Atento o seu estado de saúde, em Junho de 2008, o autor instalou a esposa num lar, onde permaneceu até ao seu falecimento, sendo que à data da sua entrada para o lar a referida conta bancária apresentava um saldo de 78.838,70€.

A ré, que era a 2ª titular da conta, na sequência de pedido da CC, sua tia, de Junho de 2008 a Setembro de 2009 levantou várias quantias num total de 22.300,00€ para prover às necessidades daquela, pelo que à data da sua morte deveria existir na conta um saldo de cerca de 56.538,74€, inexistente por a ré o ter levantado.

O dinheiro levantado pertence à herança da falecida CC, devendo a ré restitui-lo.

Contestou a ré por excepção, invocando ser parte ilegítima na acção, por estar desacompanhada do marido, existir erro na forma de processo por ao pedido corresponder processo especial de inventário, e ter ocorrido uma doação da falecida à ré, pelo que à data do óbito aquele dinheiro já não estava na titularidade da falecida. Por impugnação, alegou ter com esse dinheiro pago várias despesas da CC e nunca ter levantado dinheiro contra a vontade da mesma, concluindo por pedir o “indeferimento liminar” da acção, ou, assim não se entendendo, a sua improcedência e a condenação do autor como litigante de má fé, em indemnização a favor da ré no montante de 25.000,00€.

O autor replicou controvertendo as excepções invocadas e pugnando pela absolvição do pedido de condenação como litigante de má fé.

No despacho saneador foram julgadas improcedentes as excepções de ilegitimidade e de erro na forma do processo, e procedeu-se à selecção da matéria de facto assente e da base instrutória, com reclamação da ré que não foi atendida.

Realizada a audiência de discussão e julgamento, foi proferida sentença que julgou a acção improcedente e absolveu o autor do pedido de condenação como litigante de má fé.

Inconformado, o autor apelou dessa decisão de improcedência, com êxito, uma vez que o Tribunal da Relação de Lisboa, no acórdão de 17/12/14, por unanimidade, revogou a decisão recorrida e julgou a acção parcialmente procedente, condenando a ré a restituir ao acervo hereditário de CC a quantia de 54.618,36€, acrescida de juros de mora, à taxa legal, vencidos desde 7/10/2009 e vincendos até integral pagamento.

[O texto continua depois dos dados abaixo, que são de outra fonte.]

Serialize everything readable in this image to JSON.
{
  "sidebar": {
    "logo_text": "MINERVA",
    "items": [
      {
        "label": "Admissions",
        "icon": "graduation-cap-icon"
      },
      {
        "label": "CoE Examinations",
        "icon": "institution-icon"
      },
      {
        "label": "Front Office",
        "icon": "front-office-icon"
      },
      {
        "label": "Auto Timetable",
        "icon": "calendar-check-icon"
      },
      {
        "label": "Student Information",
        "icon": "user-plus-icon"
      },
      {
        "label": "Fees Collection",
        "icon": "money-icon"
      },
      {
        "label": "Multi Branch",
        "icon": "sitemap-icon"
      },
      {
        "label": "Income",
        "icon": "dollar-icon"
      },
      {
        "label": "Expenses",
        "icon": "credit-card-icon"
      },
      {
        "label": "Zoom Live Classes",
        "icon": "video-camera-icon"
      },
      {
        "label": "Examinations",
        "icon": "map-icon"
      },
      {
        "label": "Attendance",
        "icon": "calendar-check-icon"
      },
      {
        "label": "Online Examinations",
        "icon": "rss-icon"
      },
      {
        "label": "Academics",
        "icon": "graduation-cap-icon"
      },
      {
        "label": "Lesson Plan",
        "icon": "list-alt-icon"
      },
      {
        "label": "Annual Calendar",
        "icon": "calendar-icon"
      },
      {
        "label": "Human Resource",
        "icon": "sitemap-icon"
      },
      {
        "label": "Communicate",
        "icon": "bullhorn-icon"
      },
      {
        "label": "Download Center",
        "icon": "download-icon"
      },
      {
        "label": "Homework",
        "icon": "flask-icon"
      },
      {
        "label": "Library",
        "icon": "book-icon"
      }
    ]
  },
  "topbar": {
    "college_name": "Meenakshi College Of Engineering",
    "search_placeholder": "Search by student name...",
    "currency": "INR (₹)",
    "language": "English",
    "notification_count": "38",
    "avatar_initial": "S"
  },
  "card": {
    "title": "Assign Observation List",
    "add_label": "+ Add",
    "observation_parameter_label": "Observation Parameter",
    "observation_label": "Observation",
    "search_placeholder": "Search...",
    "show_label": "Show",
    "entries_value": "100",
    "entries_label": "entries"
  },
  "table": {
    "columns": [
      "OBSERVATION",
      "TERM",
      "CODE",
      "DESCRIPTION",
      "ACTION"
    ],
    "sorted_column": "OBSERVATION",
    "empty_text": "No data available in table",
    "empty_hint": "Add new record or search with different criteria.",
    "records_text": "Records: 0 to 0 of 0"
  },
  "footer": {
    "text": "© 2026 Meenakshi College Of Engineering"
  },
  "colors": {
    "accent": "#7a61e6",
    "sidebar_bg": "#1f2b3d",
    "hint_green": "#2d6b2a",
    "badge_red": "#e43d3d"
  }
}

Foi a vez da ré mostrar o seu desacordo recorrendo de revista. Nas alegações que apresentou formula as seguintes conclusões:

  1. Nestes autos vem o A. pedir que seja reconhecido como herdeiro de CC e ainda que seja a R. condenada a restituir-lhe a quantia de 56.538,74€ por ser um bem da herança daquela.

  2. A R. contestou a restituição de qualquer montante pecuniário porque não o tem, tendo sido usado pela tia CC e ainda porque a referida Tia lhe doou o dinheiro que tinha nas contas 601 e 500 que tinha na C…..

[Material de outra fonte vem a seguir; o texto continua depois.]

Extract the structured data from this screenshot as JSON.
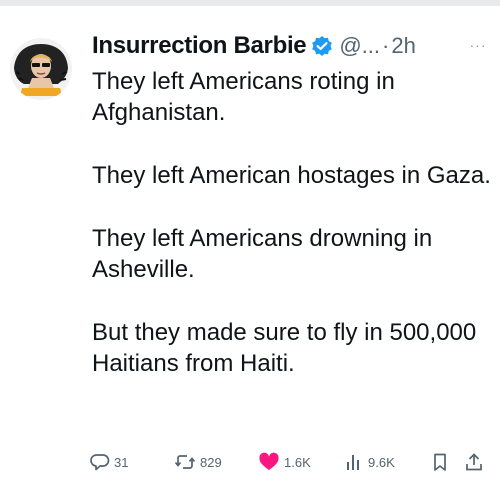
{
  "tweet": {
    "author": {
      "display_name": "Insurrection Barbie",
      "handle": "@...",
      "separator": "·",
      "time": "2h",
      "avatar_icon": "woman-portrait-avatar",
      "verified_color": "#1d9bf0"
    },
    "more_label": "···",
    "paragraphs": [
      "They left Americans roting in Afghanistan.",
      "They left American hostages in Gaza.",
      "They left Americans drowning in Asheville.",
      "But they made sure to fly in 500,000 Haitians from Haiti."
    ],
    "actions": {
      "replies": "31",
      "reposts": "829",
      "likes": "1.6K",
      "views": "9.6K"
    },
    "colors": {
      "text": "#0f1419",
      "muted": "#536471",
      "like": "#f91880",
      "verified": "#1d9bf0"
    }
  }
}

  3. A primeira instância declarou improcedente o pedido e absolveu a R. daquele por ter sido provado que houve efectivamente uma doação da Tia CC à sua sobrinha, aqui R., que se consubstanciou numa primeira fase na co-titularidade de contas bancárias solidárias e, após o casamento da tia CC com o aqui A. e o internamento desta no Lar da Santa Casa da Misericórdia esse dinheiro foi levantado, doado e gerido pela R., que pagou todas as despesas da Tia.

  4. A primeira instância considerou ainda que se a posse do dinheiro por parte da R durante aqueles 16 meses, tivesse sido contra a vontade da tia CC, esse facto teria de ser provado pelo A. O que não foi feito.

  5. Interposto recurso para o Tribunal da Relação de Lisboa foi proferido acórdão que, pese embora não altere a matéria de facto, declara procedente a acção e condena a R. a restituir os 54.618,36€, acrescido de juros de mora à taxa legal, vencidos desde 07/10/2009.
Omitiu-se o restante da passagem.